In 1863, a Tasmania whaler tricked half of the population on ‘Ata into slave trade in Peru, according to historical accounts. Supplied.

‘Ata islanders were renowned for their impressive physique and the ease with which they were able to scale the island’s steep cliffs.

“I think this is one of the reasons why they were actually taken overseas and retained and looked upon scientifically to see where the growth was,” Lord Vaea said.

It has been widely documented that in 1863, a Tasmania whaler Thomas McGrath arrived on ‘Ata and tricked half of the island’s 350 residents into boarding his ship and took them to sell them into the slave trade in Peru.

Horrified by what took place, then-king Tupou I transferred the remaining ‘Ata islanders to his palace grounds before permanently resettling them on ‘Eua Island where they remain today.

Lord Vaea
Bestowing names to the dead is not customary in Tonga, but Lord Vaea says this is a historic occasion. Supplied: Joshua Matakimango Savieti.

Lord Vaea, who is himself a descendant of ‘Ata Island, said the presence of King Tupou VI at the service was significant.

“He’s actually rejuvenated that long traditional ancestry that they’ve had,” he said.

Queen Nanasipau’u and Princess Lātūfuipeka Tukuʻaho were also at the service and visibly emotional.

The Palace of Tonga has played a central role in the repatriation, according to the royal undertaker Haukoloa.

“For a leader … it’s a must for them. You have to bury your mum, you have to bury your dead. You can’t throw it away — it’s as simple as that,” he said.

Opening the door to more Pacific repatriations

A photo of the Sydney Museum from the street view.
The Australian Museum in Sydney. Supplied: Australian Museum.

The Australian Museum has been prioritising the repatriation of Aboriginal and Torres Strait Islanders remains in recent years, and now they’re looking to replicate their efforts in the Pacific.

Melissa Malu, the museum’s manager of Pasifika collections and engagement, said this successful repatriation could help inform more like it from other Australian institutions.
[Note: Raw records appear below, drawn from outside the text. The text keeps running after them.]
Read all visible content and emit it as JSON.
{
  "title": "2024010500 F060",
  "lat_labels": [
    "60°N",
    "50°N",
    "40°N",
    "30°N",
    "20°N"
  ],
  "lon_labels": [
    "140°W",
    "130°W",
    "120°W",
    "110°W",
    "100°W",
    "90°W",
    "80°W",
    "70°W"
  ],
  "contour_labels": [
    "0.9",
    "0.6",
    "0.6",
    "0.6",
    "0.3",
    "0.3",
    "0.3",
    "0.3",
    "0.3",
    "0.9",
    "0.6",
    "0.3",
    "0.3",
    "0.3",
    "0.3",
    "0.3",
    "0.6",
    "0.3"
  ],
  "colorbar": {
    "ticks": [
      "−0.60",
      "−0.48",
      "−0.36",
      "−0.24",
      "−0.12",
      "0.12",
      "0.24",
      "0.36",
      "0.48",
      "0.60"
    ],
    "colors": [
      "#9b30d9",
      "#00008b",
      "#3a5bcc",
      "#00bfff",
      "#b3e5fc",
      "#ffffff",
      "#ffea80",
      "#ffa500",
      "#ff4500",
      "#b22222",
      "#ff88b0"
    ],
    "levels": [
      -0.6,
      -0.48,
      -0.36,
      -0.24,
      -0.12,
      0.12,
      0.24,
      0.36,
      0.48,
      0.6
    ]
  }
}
“Repatriation is a very big topic right now in Australia and finding out how we can do this properly was part of the process because it enables us to put some practices in place so that we can do that with the other ancestors we hold [from] throughout the Pacific,” she said.

“We’re just getting a step closer and closer to being able to decolonise such a colonised institution.”

The remains of the two males taken from Tonga have been repatriated to their present-day descendants living on the southern ʻEua island.